Detailed Explanation
Velocity Anti-Patterns
Velocity is a powerful planning tool when used correctly. But it can be misused in ways that harm the team and produce misleading data.
Anti-Pattern 1: Velocity as a Performance Metric
Symptom: Management compares velocities across teams or ties velocity to performance reviews.
Problem: Teams inflate estimates to show "higher" velocity. A story that was previously 3 points becomes 5. The numbers go up but actual output does not change.
Fix: Use velocity only for planning within a single team. Never compare across teams.
Anti-Pattern 2: Counting Incomplete Stories
Symptom: Half-done stories are counted as partial credit (e.g., "we finished 80% of the 8-point story, so count 6 points").
Problem: This inflates velocity and hides the fact that nothing was actually shipped.
Fix: Binary done/not-done. A story either meets the Definition of Done or it does not count.
Anti-Pattern 3: Ignoring Variability
Symptom: The team uses a single average number without considering standard deviation.
Problem: An average of 30 with a standard deviation of 15 means the team might deliver anywhere from 15 to 45 -- that is not useful for planning.
Fix: Always report velocity as a range using standard deviation.
Anti-Pattern 4: Never Adjusting Estimates
Symptom: Stories are estimated once during refinement and never revisited, even when new information emerges.
Problem: Estimates become stale and velocity loses its predictive power.
Fix: Re-estimate stories at sprint planning if significant new information has surfaced.

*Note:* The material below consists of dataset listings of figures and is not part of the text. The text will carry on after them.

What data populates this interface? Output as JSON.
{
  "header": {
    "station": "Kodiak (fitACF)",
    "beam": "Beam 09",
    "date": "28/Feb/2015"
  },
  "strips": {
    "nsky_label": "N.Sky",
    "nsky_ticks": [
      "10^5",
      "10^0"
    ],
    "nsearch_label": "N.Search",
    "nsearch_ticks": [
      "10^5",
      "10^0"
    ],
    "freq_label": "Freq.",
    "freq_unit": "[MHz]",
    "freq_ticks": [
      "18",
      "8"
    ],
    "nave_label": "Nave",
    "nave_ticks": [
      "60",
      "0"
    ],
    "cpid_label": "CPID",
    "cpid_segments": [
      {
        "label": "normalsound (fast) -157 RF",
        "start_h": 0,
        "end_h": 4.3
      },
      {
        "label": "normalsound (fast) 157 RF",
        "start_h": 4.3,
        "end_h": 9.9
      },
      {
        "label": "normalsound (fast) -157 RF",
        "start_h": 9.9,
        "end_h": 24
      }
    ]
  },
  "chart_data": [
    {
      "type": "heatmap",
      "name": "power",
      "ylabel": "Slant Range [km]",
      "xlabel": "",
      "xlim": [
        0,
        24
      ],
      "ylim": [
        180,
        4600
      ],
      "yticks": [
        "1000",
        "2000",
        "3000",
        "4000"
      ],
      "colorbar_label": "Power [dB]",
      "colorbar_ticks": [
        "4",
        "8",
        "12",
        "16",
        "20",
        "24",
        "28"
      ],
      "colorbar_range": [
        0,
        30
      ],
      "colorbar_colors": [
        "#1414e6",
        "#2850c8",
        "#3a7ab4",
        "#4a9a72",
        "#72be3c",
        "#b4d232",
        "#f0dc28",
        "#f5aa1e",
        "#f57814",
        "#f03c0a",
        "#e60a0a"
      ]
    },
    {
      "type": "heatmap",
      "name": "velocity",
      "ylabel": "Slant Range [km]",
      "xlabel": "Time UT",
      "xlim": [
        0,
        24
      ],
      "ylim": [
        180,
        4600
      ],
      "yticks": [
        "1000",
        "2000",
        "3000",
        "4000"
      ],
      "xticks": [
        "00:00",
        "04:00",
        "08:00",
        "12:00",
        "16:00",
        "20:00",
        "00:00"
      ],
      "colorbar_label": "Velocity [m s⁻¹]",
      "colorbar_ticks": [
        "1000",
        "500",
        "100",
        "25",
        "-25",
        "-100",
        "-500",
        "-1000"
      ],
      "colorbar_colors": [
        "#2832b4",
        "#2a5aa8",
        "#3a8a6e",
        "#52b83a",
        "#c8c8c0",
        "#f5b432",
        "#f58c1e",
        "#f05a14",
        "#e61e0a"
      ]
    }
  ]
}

Anti-Pattern 5: Optimizing for Velocity Instead of Value
Symptom: The team cherry-picks easy stories to maximize points, avoiding high-value complex work.
Problem: Velocity is high but business outcomes are poor.
Fix: Prioritize by business value, not by story point density. The Product Owner should set priorities independently of estimates.
Use Case
Use this guide during a team retrospective to identify and address velocity misuse, or when coaching management on healthy agile metrics.